Apr 2, 2009

Favorite No-Shows

Alexis Soloski composes a wish list of infrequently performed plays she'd loved to see, including works by Hrotsvitha, Capek, Artaud, and John Ford. I recognize a few titles from years of theatergoing on the West Coast: Balzac's Mercadet, for instance, which I caught in a scintillating production by Antaeus (this is the play notable for, among other things, its climactic waiting for Godeau); Artaud's Spurt of Blood, which I saw in a gallery courtyard called ArtShare; and Everyman in the Mall, in an environmental staging by Cornerstone, which I nearly but never quite saw (and which, in an odd twist, happened to feautre Michele Mais, currently on B'way in Rock of Ages).

If I could draw up a short list of shows I'd love to see produced in New York, I'd include the razor-sharp (and remarkably relevant) Mercadet as well as Johnny Johnson, if only to hear Weill's score live; more Churchill revivals as good as last year's Top Girls, including Serious Money and Mad Forest (I have no good excuse for missing the acclaimed Matrix Theater production); Genet's The Screens (I did see Cornerstone/Peter Sellars' half-successful take, would love to see it (relatively) straight); Hansberry's Les Blancs, which I saw at Oregon Shakes many years ago and which shares some of the impulses and politics of Lynn Nottage's (superior) Ruined; the Brecht/Auden Duchess of Malfi, which had a stellar L.A. premiere and deserves further airings; the original Spring Awakening; a considered (possibly revised) revival of Zoot Suit; another production of Havel's The Memorandum (saw Jessica Kubzansky's near-definitive one); Schiller's Don Carlos (again, my interest is based on a killer production I saw in L.A., at the Evidence Room).

I'll stop here and throw it out to you, dear reader. What seldom-produced plays would you like to see?

1 comment:

Seth Christenfeld said...

The York did Johnny Johnson as part of the Mufti series nine or ten years ago. Despite an excellent performance by Perry Ojeda in the title role, the show is pretty much unwatchable--it's even more agitproppy than Weill's work with Brecht, and the writing isn't nearly as good.

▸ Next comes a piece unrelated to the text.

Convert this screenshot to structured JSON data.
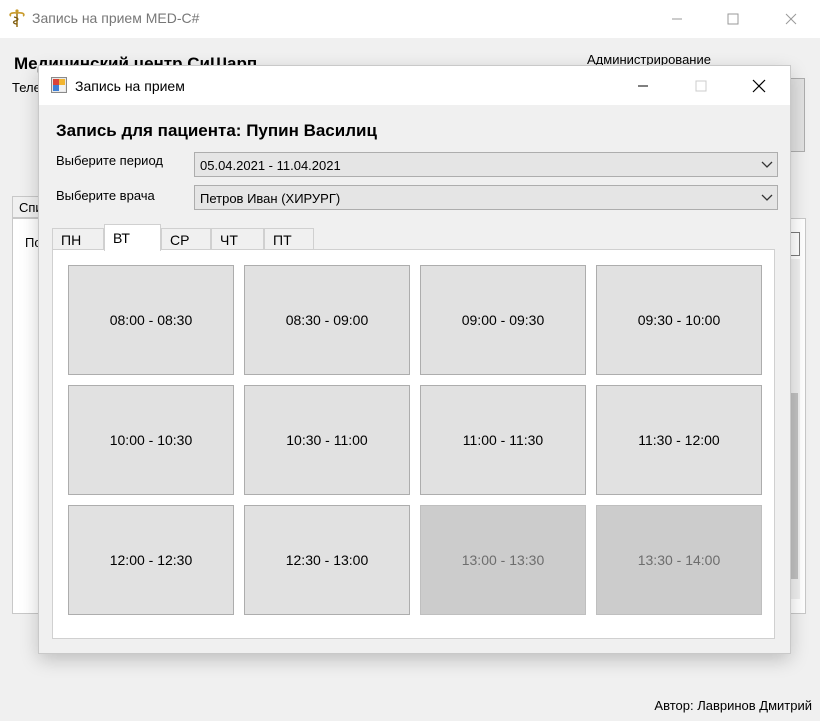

As for my, I've been waiting a long time to see a production of a semi-obscure musical called The Fields of Ambrosia by Joel Higgins (yes, the dad from Silver Spoons and Martin Silvestri--it's based on a little-known (and little-liked) early 70s Stacy Keach film called The Traveling Executioner and ran a month in London in 1996, receiving just about the worst set of reviews any show ever has. Despite that, it's pretty brilliant.